Question

From a point on a bridge across a river, the angles of depressions of the banks on opposite sides of the river are \(30^\circ\) and \(60^\circ\), respectively. If the height of the bridge from the banks is \( h \) metres and the width of the river is \( k \) metres, then \( h : k \) is equal to:

• A. \( 1 : 2\sqrt{3} \)
• B. \( 4 : 3\sqrt{3} \)
• C. \( \sqrt{3} : 2 \)
• D. \( \sqrt{3} : 4 \)

Hint:

For problems involving angles of depression or elevation, use the tangent function to relate the height and distance.

Answer 1

The Correct Option is A

Let the height of the bridge be \( h \) metres and the width of the river be \( k \) metres.
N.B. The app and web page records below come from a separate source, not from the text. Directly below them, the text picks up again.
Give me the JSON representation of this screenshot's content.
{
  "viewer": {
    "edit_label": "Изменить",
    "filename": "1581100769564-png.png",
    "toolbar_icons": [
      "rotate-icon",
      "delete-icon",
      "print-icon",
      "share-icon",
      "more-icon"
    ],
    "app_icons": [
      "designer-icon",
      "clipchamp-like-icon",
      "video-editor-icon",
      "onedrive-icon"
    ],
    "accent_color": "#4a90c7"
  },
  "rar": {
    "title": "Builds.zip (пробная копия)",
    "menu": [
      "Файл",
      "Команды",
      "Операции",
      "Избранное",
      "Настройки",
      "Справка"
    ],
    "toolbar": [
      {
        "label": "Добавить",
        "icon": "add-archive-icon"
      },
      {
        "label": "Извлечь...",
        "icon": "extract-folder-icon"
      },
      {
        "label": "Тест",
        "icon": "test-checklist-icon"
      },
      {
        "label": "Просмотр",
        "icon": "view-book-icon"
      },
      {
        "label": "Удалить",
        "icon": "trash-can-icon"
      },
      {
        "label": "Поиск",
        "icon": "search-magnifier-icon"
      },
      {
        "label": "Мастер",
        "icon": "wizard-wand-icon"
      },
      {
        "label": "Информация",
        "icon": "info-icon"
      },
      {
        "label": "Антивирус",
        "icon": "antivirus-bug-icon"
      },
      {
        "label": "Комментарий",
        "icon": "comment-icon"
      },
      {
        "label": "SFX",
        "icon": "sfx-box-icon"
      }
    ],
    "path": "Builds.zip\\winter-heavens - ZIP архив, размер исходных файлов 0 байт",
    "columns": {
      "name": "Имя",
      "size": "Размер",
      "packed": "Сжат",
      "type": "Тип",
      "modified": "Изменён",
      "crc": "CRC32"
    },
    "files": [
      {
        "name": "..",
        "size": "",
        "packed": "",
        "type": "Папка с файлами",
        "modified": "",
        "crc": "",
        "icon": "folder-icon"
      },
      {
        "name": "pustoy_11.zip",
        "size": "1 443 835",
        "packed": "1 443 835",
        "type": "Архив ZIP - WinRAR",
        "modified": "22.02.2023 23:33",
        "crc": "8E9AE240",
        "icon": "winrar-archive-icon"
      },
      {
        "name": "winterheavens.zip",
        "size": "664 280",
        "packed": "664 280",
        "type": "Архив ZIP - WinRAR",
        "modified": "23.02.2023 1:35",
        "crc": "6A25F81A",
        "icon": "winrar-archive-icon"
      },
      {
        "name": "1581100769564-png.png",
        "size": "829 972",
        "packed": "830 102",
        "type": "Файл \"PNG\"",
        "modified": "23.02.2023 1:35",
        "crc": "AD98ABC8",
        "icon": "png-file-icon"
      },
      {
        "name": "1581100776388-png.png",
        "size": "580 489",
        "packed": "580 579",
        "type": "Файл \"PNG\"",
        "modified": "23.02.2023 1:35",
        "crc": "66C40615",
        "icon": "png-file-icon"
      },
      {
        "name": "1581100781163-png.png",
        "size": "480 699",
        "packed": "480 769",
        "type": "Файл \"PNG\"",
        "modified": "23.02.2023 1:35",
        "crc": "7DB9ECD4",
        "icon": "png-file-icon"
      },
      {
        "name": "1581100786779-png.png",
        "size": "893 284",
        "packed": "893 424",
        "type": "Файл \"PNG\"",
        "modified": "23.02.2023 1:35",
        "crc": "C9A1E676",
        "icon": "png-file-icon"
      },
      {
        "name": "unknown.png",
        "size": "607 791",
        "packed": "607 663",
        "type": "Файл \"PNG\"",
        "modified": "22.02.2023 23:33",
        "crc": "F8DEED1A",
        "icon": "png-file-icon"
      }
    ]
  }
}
From the geometry of the situation, for the first angle of depression (\(30^\circ\)), we can use the tangent function: \[ \tan(30^\circ) = \frac{h}{k_1} \quad \Rightarrow \quad k_1 = \frac{h}{\tan(30^\circ)} = \frac{h}{\frac{1}{\sqrt{3}}} = h\sqrt{3} \] For the second angle of depression (\(60^\circ\)): \[ \tan(60^\circ) = \frac{h}{k_2} \quad \Rightarrow \quad k_2 = \frac{h}{\tan(60^\circ)} = \frac{h}{\sqrt{3}} = \frac{h}{\sqrt{3}} \] Thus, the ratio \( h : k \) is: \[ h : k = 1 : 2\sqrt{3} \] Therefore, the correct answer is \( 1 : 2\sqrt{3} \).